There are now just 180,281 registered golfers (golf club members) in Scotland according to the latest KPMG figures. There were 209,812 in 2014. A spate of golf clubs have closed in recent years, while many municipal layouts are in danger as cash starved local councils look to save money.
Scotland has produced just two major winners in the last 21 years. Catriona Matthew is the last Scot to win a major, the 2009 Ricoh Women’s British Open. In fact, she's still the only Scottish woman to win a major. Paul Lawrie’s 1999 Open Championship victory is the last by a Scottish man. You have to go back to Sandy Lyle in 1988 to find the previous Scottish major winner.
Don’t throw that "we suffer from a smaller population argument" at me. New Zealand has less than five million people yet its rugby team is the best in the world. Canada has a population of just under 40 million but is the superior nation in (ice) hockey. Oh, and Northern Ireland has produced three major champions in the last 10 years.
Matthew and Lawrie are great ambassadors for the game. Matthew captained that victorious Solheim Cup side last year, and has been the sole Scot in the upper echelons of the women’s game for far too long. Eight-time European Tour winner Lawrie has done his bit while mentoring promising young Scots through his eponymous Foundation.
Steven Gallacher, Richie Ramsay, Scott Jamieson, Marc Warren, Russel Knox, Martin Laird and a few others have also given Scottish golf writers stories to write since the heady days when Colin Montgomerie was sometimes the only Scottish story.
Robert MacIntyre’s 2019 season gave Scottish golf fans much hope. He finished 11th on the Race to Dubai to win the European Tour’s rookie of the year award. He was the only Scot in the top 50.
Four Frenchmen finished in the top 50. There were three Italians. Golf is a minority sport in France and Italy.

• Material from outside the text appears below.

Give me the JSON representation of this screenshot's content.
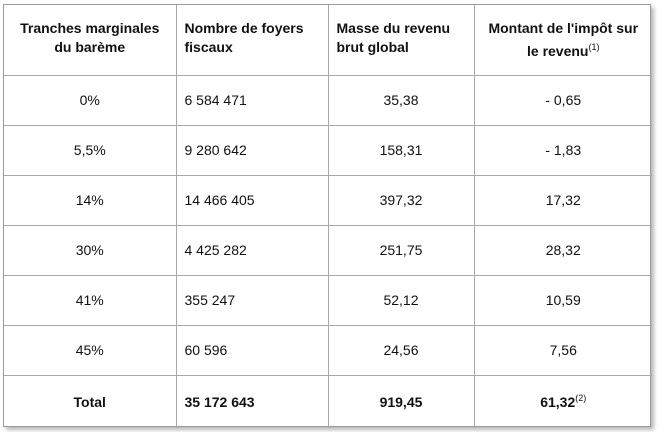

True, there are young Scots like Connor Syme, David Law and Grant Forrest just starting their careers who could go on to do much in the professional scene.
A look at the amateur ranks doesn’t inspire confidence either. Hannah Darling is the highest ranked Scottish woman on the World Amateur Golf Ranking at 62nd. She’s one of three Scots inside the top 100. You have to go to 195th to find the fourth, Chloe Goadby, and 396th to find the fifth, Eilidh Briggs.
Things aren’t much better on the men’s side of the WAGR table, despite Nairn’s Sandy Scott clocking in at world number 10. You have to scroll down to 238th to find the next highest Scot, Connor Mckinney, and 356th to find the fifth, Callum Bruce.
I seem to have been writing what’s wrong with Scottish golf stories forever. In 2008, I canvassed players during the Scottish Open for their opinions on the state of Scottish golf. The quotes below could easily apply today.
“Things have hardly changed since my day.” Andrew Oldcorn.
“All you have to do is look at the number of good continental players, and players from other parts of the world, to see that we need to catch up.” Colin Montgomerie.
“We are getting lapped by the rest of the world.” Bob Torrance.
“I want to see something put in place for guys when they turn pro to give them a bit of help. It’s just a case of getting the structure in place.” Steven Gallacher.
That last quote is perhaps most depressing. The structure was arguably better in 2008 than it is now. It seems to be crumbling. Scottish Golf must get its house in order.